- Eliza B. K. Dooley, from a 1933 newspaper photo
- Born: Eliza Bellows King May 31, 1880 Hudson, Wisconsin
- Died: August 7, 1958 (aged 78) Condado, Puerto Rico
- Other name: Elisa B. K. Dooley
- Occupations: Government official, artist, writer
- Known for: Puerto Rican Cook Book (1948)
- Political party: Democratic

= Eliza B. K. Dooley =

American government official

Eliza Bellows King Dooley (May 31, 1880 – August 7, 1958), also seen as Elisa B. K. Dooley, was an American government official, artist, and writer. She was appointed US District Commissioner of Immigration and Naturalization Service in San Juan, Puerto Rico in 1933.

== Early life ==
Eliza Bellows King was born in Hudson, Wisconsin, the daughter of Charles Frederick King and Ella Frances Hoyt King. She graduated from Hudson High School in 1900. She studied art and taught piano and organ as a young woman.

== Career ==
Dooley visited her brother in Puerto Rico as a young woman, and moved there with her new husband in 1904. She was appointed US District Commissioner of Immigration in San Juan, Puerto Rico in 1933. In 1933, she was "slightly injured" when a rock was thrown at her car, and struck her, during a gasoline strike. She was an alternate delegate to the Democratic National Conventions in 1924, 1928, 1932 (unable to attend), and 1940, representing Puerto Rico.

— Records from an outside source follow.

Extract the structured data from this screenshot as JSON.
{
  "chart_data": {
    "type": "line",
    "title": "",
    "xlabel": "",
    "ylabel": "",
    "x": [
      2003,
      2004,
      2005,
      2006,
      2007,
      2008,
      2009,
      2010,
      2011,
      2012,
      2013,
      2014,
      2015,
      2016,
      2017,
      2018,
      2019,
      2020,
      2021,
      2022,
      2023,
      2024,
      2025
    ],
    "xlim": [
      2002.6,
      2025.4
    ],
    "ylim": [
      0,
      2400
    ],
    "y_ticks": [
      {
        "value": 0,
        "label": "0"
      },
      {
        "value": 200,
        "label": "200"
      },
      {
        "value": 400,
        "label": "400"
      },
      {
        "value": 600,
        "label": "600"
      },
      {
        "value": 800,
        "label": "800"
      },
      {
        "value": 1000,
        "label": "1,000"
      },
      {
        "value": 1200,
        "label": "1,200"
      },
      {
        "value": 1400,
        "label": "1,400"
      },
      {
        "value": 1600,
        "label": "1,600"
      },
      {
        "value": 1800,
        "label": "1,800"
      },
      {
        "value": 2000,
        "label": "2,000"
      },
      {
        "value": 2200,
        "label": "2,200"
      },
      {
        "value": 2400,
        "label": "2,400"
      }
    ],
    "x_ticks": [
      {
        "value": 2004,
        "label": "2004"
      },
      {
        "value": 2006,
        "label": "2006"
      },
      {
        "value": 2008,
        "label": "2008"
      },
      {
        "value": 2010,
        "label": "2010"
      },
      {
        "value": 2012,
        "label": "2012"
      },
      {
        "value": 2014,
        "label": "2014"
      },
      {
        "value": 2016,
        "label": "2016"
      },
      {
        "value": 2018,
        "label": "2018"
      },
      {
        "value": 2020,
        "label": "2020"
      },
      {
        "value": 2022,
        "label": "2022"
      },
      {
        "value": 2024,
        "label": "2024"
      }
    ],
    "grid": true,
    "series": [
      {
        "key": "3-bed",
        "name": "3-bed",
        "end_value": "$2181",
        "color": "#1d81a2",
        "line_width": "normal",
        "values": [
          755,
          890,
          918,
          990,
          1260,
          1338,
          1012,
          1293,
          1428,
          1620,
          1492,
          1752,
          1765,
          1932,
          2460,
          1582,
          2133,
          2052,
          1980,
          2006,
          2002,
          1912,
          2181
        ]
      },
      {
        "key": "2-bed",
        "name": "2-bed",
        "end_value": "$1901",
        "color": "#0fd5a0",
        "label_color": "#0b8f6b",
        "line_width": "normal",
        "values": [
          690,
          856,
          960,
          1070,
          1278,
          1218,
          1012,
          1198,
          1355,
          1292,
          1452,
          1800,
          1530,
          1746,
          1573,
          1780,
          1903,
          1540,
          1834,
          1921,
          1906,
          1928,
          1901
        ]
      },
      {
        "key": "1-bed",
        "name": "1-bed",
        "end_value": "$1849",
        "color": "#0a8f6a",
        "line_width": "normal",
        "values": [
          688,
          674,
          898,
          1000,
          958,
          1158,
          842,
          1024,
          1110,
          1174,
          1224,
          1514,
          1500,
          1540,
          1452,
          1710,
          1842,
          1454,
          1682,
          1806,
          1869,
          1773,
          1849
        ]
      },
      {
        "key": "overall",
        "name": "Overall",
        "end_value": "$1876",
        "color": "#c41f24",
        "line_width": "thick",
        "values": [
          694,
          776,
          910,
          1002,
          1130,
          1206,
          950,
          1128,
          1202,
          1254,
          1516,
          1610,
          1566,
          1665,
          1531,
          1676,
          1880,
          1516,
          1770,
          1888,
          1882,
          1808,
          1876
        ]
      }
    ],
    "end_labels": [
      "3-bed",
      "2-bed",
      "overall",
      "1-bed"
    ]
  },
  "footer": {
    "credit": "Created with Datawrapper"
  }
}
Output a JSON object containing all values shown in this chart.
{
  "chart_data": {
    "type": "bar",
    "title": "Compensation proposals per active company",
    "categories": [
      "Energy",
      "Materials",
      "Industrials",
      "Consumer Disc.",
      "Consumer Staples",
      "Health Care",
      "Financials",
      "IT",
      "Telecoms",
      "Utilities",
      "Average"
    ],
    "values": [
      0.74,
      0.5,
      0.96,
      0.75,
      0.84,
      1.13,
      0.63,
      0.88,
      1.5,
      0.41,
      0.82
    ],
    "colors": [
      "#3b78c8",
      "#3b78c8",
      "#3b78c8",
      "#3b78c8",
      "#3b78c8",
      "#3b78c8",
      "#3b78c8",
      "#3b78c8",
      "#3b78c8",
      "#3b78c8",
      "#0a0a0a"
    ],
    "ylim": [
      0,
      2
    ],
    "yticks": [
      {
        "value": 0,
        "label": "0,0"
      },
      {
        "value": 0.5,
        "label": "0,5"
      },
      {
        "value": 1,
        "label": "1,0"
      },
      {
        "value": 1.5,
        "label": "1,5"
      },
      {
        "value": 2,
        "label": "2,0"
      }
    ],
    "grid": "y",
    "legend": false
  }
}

Dooley painted landscapes and seascapes in Puerto Rico; her paintings and etchings were published as postcards and exhibited in New York. She also wrote about Puerto Rico, in her books The Old Churches of San Juan (1935), Puerto Rican Cookbook (1948, illustrated by Dooley, with an introduction by Muna Lee), and Old San Juan (1955, illustrated by Dooley). She created at least two maps, "Old World Porto Rico" and "Cuba Ever Faithful Isle" (1941). In 1942, she presented on "Puerto Rican Folk Traditions" at the National Folk Festival in Washington, D.C.

Dooley donated military items and family letters to the Wisconsin Historical Society in the 1940s. She was regent of the Puerto Rican chapter of the Daughters of the American Revolution.

== Personal life ==
Eliza B. King married Henry Williamson Dooley, a businessman from Brooklyn, in 1904. He died in 1932. They had a daughter, Mary. Eliza B. K. Dooley died in 1958, in Condado, Puerto Rico, and her grave is in the Puerto Rico National Cemetery at Bayamón.